The Flagellation of Christ, 1607 by Caravaggio
The Flagellation of Christ, 1607 by Caravaggio

In The Flaggellation Caravaggio followed a well-established format in arranging the figures. The most influential precedent was Sebastiano del Piombo's Flagellation fresco of 1516 in San Pietro in Montorio in Rome, based on preparatory paintings by Michelangelo. Caravaggio took the fresco as his general model, and as the specific model for the pose of Christ's head, arms, and torso. Characteristically, however, he eliminated the superfluous spectators, reduced the architecture to the single central stabilizing column, and used an austere palette of warm neutrals and flesh tones. The repoussoir was an addition, but not Caravaggio's invention.
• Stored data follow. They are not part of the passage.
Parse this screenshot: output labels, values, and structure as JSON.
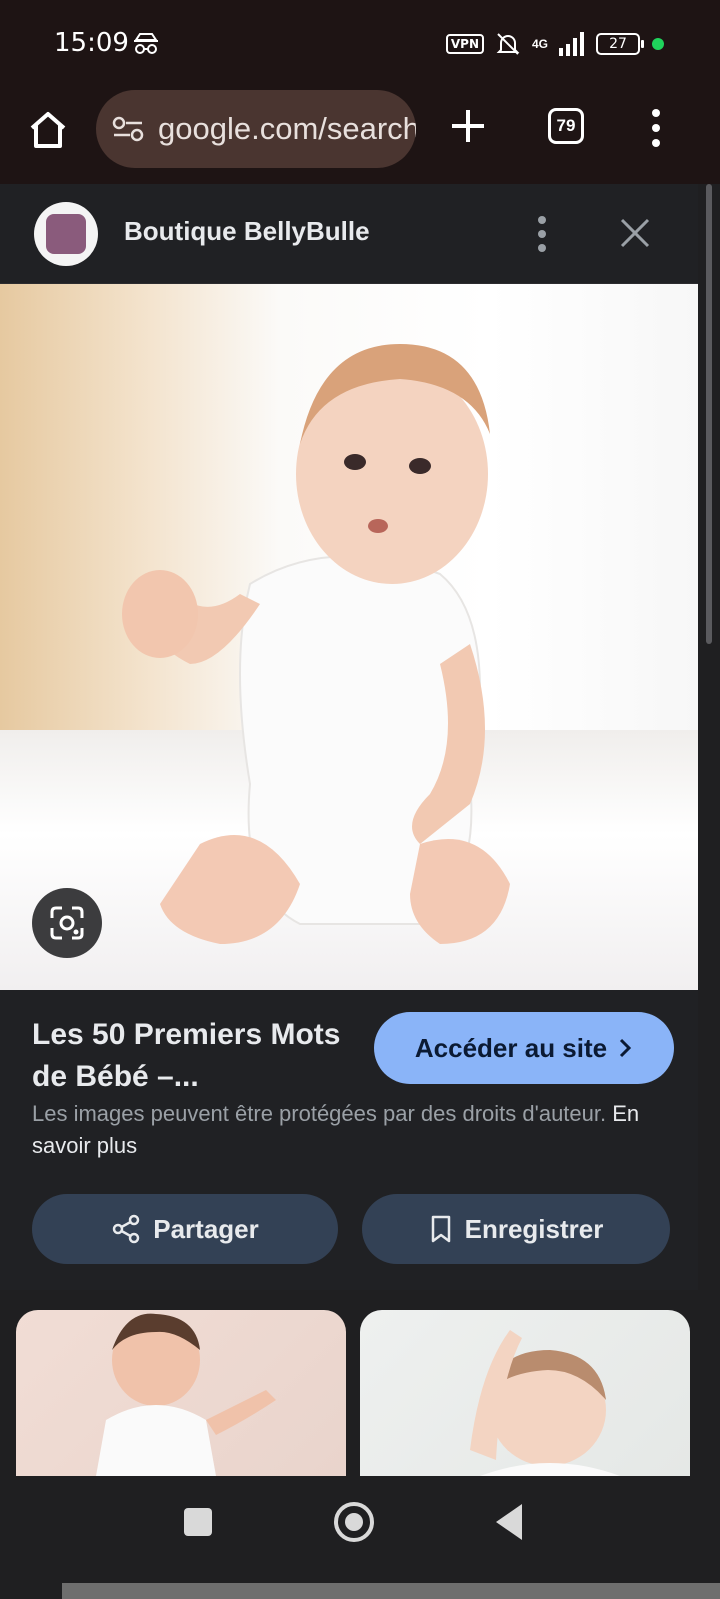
{
  "status_bar": {
    "time": "15:09",
    "vpn_label": "VPN",
    "network": "4G",
    "battery": "27"
  },
  "browser": {
    "url": "google.com/search",
    "tab_count": "79"
  },
  "sheet": {
    "site_name": "Boutique BellyBulle",
    "result_title": "Les 50 Premiers Mots de Bébé –...",
    "visit_label": "Accéder au site",
    "copyright_text": "Les images peuvent être protégées par des droits d'auteur.",
    "learn_more": "En savoir plus",
    "share_label": "Partager",
    "save_label": "Enregistrer"
  },
  "colors": {
    "accent": "#8ab4f8",
    "sheet_bg": "#202124",
    "button_bg": "#334155"
  }
}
Distantly derived from the ancient Arrotino, the figure had already made an appearance in a number of prints and paintings, most notably, more fully and much more colorfully dressed, in Alessandro del Barbiere's canvas of 1566 in the church of Santa Croce, Florence. The pose of the upper body and arms of the torturer on the left seem to have been copied exactly from the Santa Croce picture, although Christ and the man on the right, who is tightening His bonds to the column, assume different poses. From all the figures Caravaggio has taken away the lithe grace of their sixteenth-century prototypes, replacing the earlier elegant forms with the heavy brutish muscularity that in sordid reality they would be likely to have. Even Christ has become brawny.

The result of these changes has been to make The Flagellation convincing not merely as an idea of torture but as its sadistic actuality. The event takes place in the murky vastness of a grim dungeon. Menace fills the shadowy mass of dark figures surrounding Christ. The crouching man binding a scourge would, in himself, speak of malevolence, even without the snarling cruelty contorting the swarthy face of his companion on the left and the savagery of their gestures. Christ responds naturally, with involuntary physical reaction, His powerful physique emphasizing His helplessness and sense of degradation. He holds His head down, less in shame than to avoid the blows, and He literally writhes with His feet and body, as if struggling to escape. He is haloed; and the light, striking only Him fully, makes Him radiant, but He is suffering like any other man.